Ao mirar empreendedores, isenção de Imposto de Renda corre o
risco de errar o alvo
O câmbio, beirando os R$ 6, empurra a inflação e o juro.
E assim, o impacto fiscal ameaça transformar todo o esforço em enxugamento de
gelo
Já ficou claro que vai sair cara a pressão do presidente da
República pela inclusão no pacote fiscal da isenção de Imposto de Renda para
quem ganha até R$ 5 mil. O câmbio, beiran, do os R$ 6, empurra a inflação e o
juro. E assim, o impacto fiscal ameaça transformar todo o esforço em
enxugamento de gelo.
Sim, era uma promessa de campanha, mas também poderia sido
deixado para 2025, com a mesma incidência a partir de 2026 como agora foi
proposto. Permitiria uma melhor gestão de expectativas, por um lado, e
ofereceria um bônus para seu eleitorado no ano da sucessão presidencial.

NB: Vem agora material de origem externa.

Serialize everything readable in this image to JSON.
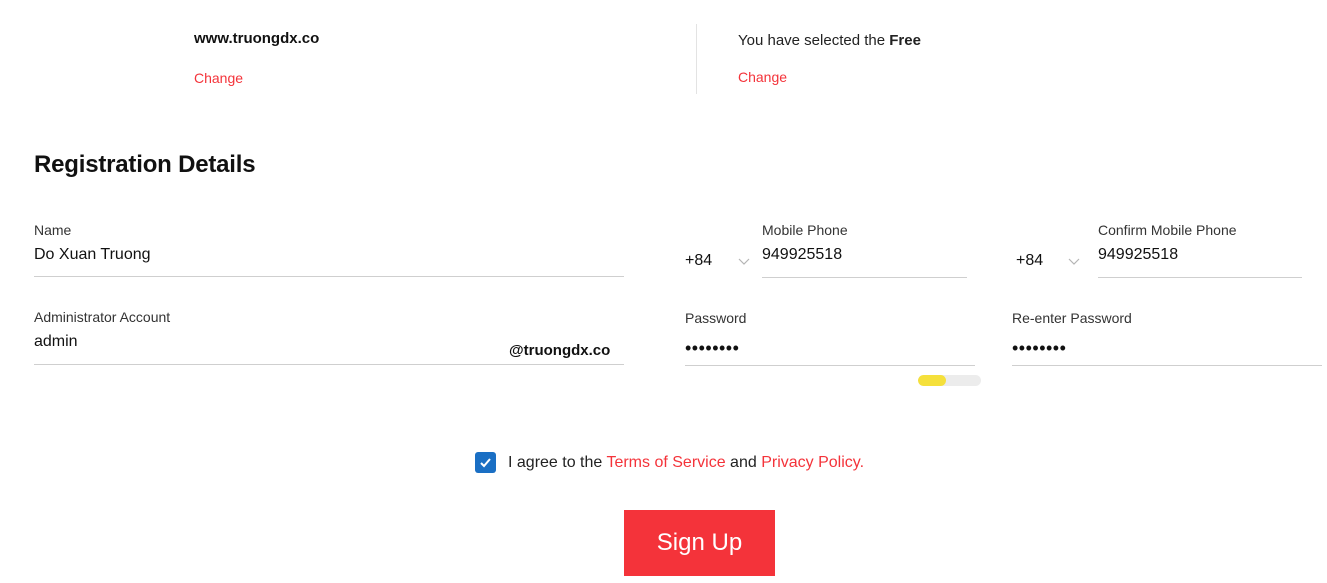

O presidente Luiz Inácio Lula da Silva parece ter sido
movido não apenas pela necessidade de compensar a alteração na regra de
reajuste do salário mínimo mas também pela ânsia de encontrar uma ponte para o
universo dos pequenos empreendedores que tem desafiado e, em muitos casos,
derrotado o governo, vide a proposta para os motoristas de aplicativos.
O problema é que não basta uma benesse do
gênero. Este público é, em grande parte, o núcleo duro da votação de Pablo
Marçal (1,7 milhão), cujas ambições são mais calcadas na certeza de que é a fé
cega na teologia do empreendedorismo que vai enriquecê-lo.

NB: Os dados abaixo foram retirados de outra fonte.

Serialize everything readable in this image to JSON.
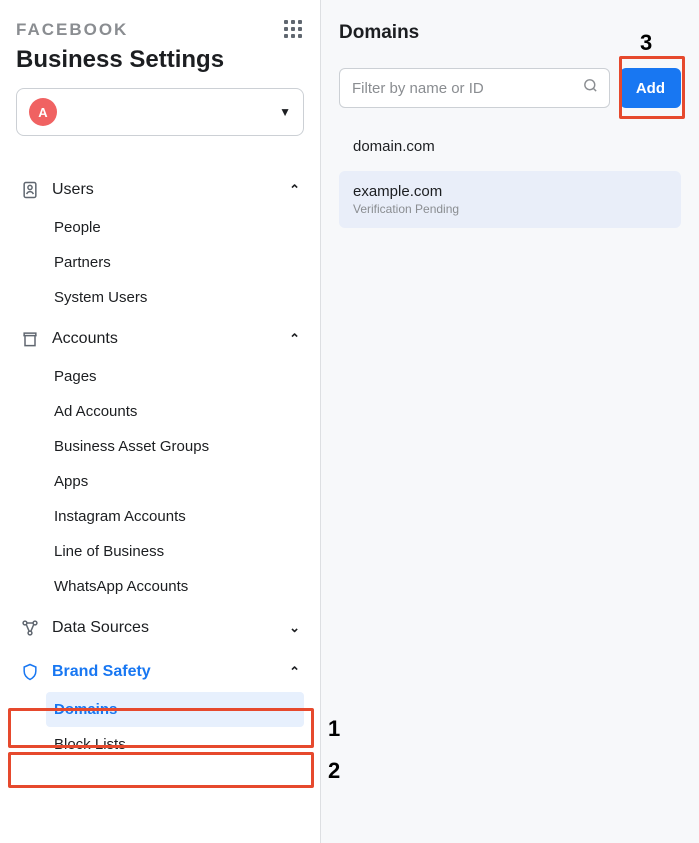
{
  "brand": "FACEBOOK",
  "title": "Business Settings",
  "account": {
    "initial": "A"
  },
  "nav": {
    "users": {
      "label": "Users",
      "items": [
        "People",
        "Partners",
        "System Users"
      ]
    },
    "accounts": {
      "label": "Accounts",
      "items": [
        "Pages",
        "Ad Accounts",
        "Business Asset Groups",
        "Apps",
        "Instagram Accounts",
        "Line of Business",
        "WhatsApp Accounts"
      ]
    },
    "data_sources": {
      "label": "Data Sources"
    },
    "brand_safety": {
      "label": "Brand Safety",
      "items": [
        "Domains",
        "Block Lists"
      ]
    }
  },
  "main": {
    "title": "Domains",
    "search_placeholder": "Filter by name or ID",
    "add_label": "Add",
    "domains": [
      {
        "name": "domain.com",
        "status": ""
      },
      {
        "name": "example.com",
        "status": "Verification Pending"
      }
    ]
  },
  "annotations": {
    "n1": "1",
    "n2": "2",
    "n3": "3"
  }
}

Para esse público, tudo o que o governo pode fazer é não
atrapalhá-lo, o que casa com a proposta de isenção do IR. Mas a proposta é que
a isenção valha apenas em 2026, abrindo uma longa e larga avenida para
desinformação e decepção. Só lembrando que o ambiente digital onde tudo isso
prospera continua desregulado e, pelas difíceis perspectivas do julgamento no
Supremo Tribunal Federal do artigo 19 do Marco Civil da Internet, assim
permanecerá.
Ao bancar esta proposta e pressionar as expectativas do
mercado, o presidente fragilizou a posição do governo frente ao Congresso. Pode
ser real a disposição demonstrada pelo presidente do Senado, Rodrigo Pacheco
(PSD-MG), em aprovar o pacote a toque de caixa, mas o preço a ser cobrado será
descontado da economia projetada.
Ao explicar as medidas, o ministro Fernando Haddad buscou
conter esta frustração de expectativas do mercado lembrando que o Congresso não
poderá aprovar a isenção sem a devida compensação. Pelo pacote, esta se daria
pela taxação das rendas acima de R$ 50 mil.

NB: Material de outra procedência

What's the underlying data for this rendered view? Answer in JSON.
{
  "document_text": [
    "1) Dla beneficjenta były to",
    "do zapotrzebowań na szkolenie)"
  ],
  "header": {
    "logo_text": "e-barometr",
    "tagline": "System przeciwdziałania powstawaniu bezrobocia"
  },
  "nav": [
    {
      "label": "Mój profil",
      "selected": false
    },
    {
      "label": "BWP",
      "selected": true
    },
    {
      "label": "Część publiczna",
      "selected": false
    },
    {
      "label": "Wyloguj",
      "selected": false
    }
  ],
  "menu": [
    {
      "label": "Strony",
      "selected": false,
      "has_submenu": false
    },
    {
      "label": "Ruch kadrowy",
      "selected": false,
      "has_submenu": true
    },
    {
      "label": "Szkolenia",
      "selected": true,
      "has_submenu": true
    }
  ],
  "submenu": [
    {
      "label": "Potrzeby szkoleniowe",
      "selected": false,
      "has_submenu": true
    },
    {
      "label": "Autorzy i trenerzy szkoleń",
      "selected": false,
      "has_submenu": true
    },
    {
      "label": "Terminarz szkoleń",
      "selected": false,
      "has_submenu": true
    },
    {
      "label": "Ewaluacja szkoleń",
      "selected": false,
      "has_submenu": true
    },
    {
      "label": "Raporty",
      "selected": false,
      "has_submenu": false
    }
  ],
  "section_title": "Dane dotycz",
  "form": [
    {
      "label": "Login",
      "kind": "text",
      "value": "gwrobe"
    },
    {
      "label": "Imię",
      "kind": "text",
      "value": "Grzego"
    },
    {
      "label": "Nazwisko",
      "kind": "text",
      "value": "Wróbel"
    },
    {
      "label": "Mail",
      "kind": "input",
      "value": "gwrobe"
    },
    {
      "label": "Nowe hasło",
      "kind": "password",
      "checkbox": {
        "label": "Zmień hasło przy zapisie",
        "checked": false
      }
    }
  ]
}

De fato, vai ser difícil para o Congresso se opor à isenção
do IR para a renda até R$ 5 mil, mas apostar na cobrança da conta sobre os mais
ricos é ignorar como a proposta de taxação de fundos exclusivos entrou e saiu
do Congresso. A alíquota, inicialmente proposta em 15% findou em 8%.
O governo tem uma boa interlocução com a cúpula dos grandes
bancos, como o almoço de fim de ano da Federação dos Bancos com a presença de
três ministros (Haddad, Simone Tebet e Alexandre Padilha) nesta sexta
demonstrará, mas não são esses interlocutores que movem as expectativas.
Quem faz preço no mercado é a indústria tupiniquim dos
fundos de investimento que, ao longo dos 20 anos desde que Lula chegou ao poder
pela primeira vez, transformou-se numa das maiores do mundo pelo juro na lua e
por circunstâncias regulatórias.
Esta indústria assistiu o governo Jair Bolsonaro transformar
duas rubricas, o Bolsa Família e as emendas parlamentares, em 0,5% do PIB para
1,8% sem abrir o bico. Como recaiu sobre o governo Lula lidar com esta herança,
é injusto supor que se desconheçam as afinidades ideológicas que os movem a
agir com dois pesos e duas medidas, mas é razoável imaginar que ao bancar a
guerra desta maneira o presidente esteja dando murro em ponta de faca.